# Scope Help



## Deerhead (Jan 4, 2010)

I need some advise.  I need a scope for my new CVA Apex 50 cal muzzleloader.  Most of my hunting will be here in GA so I would expect most of my shots would be less than 100 yds.  I would like a 3x9x40.  I would like to spend $200.00  or less for the scope.  I have been looking at the Nikon Prostaff, Nikon Buckmaster Bushnell 3200 and Burris Fullfield II.  I just do not know which would be the best scope.    

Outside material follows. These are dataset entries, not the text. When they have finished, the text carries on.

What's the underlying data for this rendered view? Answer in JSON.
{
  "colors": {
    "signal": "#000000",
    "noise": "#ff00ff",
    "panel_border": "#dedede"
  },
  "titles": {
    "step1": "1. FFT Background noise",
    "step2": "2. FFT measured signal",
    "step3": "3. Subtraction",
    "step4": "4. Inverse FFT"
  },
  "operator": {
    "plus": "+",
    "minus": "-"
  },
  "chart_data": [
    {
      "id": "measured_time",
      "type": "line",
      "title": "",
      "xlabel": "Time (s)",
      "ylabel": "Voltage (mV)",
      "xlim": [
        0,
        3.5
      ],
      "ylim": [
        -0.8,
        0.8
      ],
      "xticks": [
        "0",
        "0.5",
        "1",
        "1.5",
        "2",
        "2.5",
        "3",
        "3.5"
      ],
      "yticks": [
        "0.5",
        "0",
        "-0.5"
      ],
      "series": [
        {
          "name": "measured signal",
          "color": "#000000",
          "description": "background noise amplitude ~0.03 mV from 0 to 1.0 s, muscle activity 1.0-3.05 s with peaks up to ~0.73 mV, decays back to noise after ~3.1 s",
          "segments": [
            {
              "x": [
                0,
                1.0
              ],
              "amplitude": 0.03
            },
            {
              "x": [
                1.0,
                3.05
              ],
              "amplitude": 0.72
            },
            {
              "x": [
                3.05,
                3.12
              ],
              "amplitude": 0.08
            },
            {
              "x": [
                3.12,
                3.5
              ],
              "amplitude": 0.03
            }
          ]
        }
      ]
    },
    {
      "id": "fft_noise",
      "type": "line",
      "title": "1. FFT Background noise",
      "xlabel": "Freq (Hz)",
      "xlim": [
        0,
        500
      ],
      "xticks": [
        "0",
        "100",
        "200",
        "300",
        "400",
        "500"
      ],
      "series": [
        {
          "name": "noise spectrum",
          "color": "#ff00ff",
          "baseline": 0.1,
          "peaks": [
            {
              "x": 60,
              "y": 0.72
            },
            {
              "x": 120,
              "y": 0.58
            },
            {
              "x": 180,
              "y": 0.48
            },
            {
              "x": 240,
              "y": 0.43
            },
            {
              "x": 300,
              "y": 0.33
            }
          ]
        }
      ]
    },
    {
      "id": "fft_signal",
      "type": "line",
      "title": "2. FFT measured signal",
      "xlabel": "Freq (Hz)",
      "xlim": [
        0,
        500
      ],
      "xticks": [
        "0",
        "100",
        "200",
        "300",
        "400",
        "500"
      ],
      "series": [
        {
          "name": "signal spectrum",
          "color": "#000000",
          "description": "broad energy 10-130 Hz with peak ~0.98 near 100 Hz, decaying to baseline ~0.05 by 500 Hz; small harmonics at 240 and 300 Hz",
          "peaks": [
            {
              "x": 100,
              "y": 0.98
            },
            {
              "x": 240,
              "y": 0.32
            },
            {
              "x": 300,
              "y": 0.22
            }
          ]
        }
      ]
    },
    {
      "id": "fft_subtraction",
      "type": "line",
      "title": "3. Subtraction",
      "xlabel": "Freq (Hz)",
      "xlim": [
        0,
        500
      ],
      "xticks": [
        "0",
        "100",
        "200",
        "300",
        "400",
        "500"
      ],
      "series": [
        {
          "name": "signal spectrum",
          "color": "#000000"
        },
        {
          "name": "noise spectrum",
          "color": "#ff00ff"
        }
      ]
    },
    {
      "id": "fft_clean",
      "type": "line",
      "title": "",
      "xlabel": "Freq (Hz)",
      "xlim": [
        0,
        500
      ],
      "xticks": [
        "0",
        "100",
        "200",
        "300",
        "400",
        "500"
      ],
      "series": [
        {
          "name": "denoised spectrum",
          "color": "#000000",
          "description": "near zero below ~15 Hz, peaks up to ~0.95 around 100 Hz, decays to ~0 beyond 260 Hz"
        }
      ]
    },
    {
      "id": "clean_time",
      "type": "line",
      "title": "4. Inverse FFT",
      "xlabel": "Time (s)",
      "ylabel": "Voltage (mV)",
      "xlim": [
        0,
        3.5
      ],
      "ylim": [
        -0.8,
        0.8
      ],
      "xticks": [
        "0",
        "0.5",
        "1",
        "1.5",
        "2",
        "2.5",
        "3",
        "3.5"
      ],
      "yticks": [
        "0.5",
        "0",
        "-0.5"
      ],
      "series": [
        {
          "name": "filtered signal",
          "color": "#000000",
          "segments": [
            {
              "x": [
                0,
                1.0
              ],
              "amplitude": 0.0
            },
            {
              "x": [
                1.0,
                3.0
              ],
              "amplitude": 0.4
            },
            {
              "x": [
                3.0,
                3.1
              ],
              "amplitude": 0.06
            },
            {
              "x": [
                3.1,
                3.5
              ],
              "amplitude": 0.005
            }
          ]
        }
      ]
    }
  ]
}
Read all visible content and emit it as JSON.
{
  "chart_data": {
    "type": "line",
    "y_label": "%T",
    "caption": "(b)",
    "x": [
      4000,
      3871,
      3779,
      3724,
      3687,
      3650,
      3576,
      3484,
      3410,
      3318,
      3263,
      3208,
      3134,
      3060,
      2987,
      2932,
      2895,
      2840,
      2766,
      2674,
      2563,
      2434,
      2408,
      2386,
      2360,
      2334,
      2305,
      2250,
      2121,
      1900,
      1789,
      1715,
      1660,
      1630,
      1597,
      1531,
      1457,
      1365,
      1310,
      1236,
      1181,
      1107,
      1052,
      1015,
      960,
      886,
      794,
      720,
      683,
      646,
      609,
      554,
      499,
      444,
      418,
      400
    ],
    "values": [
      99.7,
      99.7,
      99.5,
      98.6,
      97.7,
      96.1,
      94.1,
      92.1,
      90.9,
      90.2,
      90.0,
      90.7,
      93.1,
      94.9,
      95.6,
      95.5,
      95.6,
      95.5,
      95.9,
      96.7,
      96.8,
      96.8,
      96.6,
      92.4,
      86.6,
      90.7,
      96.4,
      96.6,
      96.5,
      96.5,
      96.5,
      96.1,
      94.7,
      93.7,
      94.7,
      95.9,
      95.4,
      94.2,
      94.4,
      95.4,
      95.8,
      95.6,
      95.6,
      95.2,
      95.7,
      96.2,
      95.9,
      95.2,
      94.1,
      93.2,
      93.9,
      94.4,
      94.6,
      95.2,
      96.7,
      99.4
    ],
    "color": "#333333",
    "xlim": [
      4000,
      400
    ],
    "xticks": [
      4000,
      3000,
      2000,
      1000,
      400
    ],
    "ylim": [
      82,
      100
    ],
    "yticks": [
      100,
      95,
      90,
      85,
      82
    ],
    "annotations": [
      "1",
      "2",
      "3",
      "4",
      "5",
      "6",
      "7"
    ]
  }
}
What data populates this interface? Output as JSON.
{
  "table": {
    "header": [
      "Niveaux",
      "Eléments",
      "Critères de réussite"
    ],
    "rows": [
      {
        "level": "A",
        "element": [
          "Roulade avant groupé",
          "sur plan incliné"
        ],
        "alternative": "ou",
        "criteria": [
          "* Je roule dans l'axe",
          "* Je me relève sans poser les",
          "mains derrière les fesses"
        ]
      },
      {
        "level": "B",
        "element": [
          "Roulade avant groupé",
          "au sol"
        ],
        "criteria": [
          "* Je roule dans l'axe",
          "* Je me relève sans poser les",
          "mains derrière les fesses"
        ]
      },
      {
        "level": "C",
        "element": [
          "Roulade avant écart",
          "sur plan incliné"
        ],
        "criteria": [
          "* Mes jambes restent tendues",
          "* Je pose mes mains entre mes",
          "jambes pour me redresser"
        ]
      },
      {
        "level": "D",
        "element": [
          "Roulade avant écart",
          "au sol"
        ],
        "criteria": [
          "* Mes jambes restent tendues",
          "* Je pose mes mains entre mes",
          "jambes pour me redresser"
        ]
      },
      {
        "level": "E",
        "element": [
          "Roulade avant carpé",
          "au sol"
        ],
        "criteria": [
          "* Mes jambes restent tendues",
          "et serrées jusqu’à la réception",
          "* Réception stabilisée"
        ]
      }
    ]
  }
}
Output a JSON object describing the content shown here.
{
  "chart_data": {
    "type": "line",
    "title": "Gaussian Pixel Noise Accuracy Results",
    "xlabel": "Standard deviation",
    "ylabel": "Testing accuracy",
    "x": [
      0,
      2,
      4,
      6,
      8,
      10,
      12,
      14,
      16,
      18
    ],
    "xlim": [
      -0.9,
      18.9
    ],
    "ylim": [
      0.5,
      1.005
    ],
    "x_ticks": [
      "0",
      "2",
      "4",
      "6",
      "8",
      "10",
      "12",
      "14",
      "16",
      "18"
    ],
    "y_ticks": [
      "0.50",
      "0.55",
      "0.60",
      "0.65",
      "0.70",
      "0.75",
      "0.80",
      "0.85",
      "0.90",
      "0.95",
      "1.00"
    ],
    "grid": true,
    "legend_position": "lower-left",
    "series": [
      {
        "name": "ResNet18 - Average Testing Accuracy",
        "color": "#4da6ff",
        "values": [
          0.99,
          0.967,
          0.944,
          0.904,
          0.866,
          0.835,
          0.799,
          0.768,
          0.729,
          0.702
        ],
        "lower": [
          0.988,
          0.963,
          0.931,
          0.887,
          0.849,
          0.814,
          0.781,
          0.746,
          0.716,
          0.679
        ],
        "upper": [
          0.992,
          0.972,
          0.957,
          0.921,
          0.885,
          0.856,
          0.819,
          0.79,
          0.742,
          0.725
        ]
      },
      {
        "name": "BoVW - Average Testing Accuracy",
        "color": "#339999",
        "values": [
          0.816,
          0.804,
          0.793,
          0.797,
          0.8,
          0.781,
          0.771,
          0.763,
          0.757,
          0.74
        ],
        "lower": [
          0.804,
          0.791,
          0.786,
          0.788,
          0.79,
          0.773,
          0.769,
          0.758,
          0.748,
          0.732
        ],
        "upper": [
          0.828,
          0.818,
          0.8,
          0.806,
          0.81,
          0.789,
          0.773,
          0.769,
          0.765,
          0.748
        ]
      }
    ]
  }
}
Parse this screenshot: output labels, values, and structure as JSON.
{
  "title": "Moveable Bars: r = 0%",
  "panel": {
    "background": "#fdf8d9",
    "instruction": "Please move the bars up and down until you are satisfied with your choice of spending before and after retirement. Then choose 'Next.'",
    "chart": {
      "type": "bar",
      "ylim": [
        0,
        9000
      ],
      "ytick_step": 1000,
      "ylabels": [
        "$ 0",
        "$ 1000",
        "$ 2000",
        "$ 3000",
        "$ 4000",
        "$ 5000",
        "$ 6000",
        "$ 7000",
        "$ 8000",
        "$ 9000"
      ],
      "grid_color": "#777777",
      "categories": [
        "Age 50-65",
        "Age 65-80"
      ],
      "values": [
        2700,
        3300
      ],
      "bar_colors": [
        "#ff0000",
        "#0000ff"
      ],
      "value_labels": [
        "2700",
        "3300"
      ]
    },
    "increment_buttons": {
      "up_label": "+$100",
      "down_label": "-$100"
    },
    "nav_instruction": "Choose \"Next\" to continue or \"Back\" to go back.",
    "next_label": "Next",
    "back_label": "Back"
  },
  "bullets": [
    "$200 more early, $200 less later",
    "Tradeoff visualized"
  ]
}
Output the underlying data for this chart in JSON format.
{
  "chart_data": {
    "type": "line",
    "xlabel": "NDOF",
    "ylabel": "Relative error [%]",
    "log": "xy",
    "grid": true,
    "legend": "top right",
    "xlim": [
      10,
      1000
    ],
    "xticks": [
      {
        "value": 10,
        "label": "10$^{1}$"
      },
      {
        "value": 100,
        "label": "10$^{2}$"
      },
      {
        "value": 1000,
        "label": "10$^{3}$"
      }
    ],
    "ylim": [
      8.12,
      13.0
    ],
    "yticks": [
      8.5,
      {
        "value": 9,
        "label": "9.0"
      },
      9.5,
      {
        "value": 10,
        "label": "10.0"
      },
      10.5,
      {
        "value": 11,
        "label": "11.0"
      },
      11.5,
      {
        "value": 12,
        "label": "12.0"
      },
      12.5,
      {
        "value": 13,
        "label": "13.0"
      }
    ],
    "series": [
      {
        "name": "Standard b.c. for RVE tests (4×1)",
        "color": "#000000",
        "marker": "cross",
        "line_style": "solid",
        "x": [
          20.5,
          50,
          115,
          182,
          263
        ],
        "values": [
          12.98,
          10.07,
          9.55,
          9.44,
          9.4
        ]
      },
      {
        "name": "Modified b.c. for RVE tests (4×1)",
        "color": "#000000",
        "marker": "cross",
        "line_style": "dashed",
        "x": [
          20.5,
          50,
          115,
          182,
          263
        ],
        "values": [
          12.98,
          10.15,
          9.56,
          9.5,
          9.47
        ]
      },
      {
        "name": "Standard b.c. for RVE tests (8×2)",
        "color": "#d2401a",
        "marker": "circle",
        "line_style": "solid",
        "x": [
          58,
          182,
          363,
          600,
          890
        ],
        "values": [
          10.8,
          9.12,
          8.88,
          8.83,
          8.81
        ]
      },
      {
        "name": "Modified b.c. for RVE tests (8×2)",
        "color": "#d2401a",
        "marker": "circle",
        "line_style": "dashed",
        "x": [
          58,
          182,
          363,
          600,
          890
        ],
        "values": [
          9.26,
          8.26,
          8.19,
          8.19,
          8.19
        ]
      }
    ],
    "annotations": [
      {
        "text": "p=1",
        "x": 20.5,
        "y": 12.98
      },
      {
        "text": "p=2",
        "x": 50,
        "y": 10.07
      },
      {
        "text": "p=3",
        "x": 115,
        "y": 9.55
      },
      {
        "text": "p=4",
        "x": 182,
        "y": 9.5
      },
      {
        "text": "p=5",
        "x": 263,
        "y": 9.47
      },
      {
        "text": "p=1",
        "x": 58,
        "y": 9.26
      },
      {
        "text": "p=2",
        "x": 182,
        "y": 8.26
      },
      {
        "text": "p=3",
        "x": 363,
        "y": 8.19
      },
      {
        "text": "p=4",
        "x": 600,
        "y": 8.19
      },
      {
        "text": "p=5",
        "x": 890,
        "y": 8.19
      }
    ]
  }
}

Any suggestion would be greatly appreciated.  

Tnx!


----------



## Flintrock (Jan 27, 2010)

what ever scope you are comfortable with with your regular rifle can be used on your m/l.
.
You can also try the Federal intensity scope listed in the sportsman's guide. it is 2.8 x 10 x 44 for only 69.00
.
It is a good scope. I would compare it to a nikon monarch


----------



## germag (Jan 27, 2010)

Flintrock said:


> what ever scope you are comfortable with with your regular rifle can be used on your m/l.
> .
> You can also try the Federal intensity scope listed in the sportsman's guide. it is 2.8 x 10 x 44 for only 69.00
> .
> It is a good scope. I would compare it to a nikon monarch



That would be a really bad comparison. That scope is nowhere even near the same quality as a Nikon Monarch.


----------



## rjcruiser (Jan 27, 2010)

germag said:


> That would be a really bad comparison. That scope is nowhere even near the same quality as a Nikon Monarch.





Personally...I'd go with the elite 3200.  I've got a 4200 and love it.  I've only seen one negative comment on the 3200.

Do a search on each of these in the firearms section...You'll get lots of opinions.

Stick with Bushnell or Nikon.  You won't go wrong with either of those.


----------



## Flintrock (Jan 29, 2010)

germag said:


> That would be a really bad comparison. That scope is nowhere even near the same quality as a Nikon Monarch.



.
Look  at the reviews for that scope.Others think highly of it too.
I stand with my comparison


----------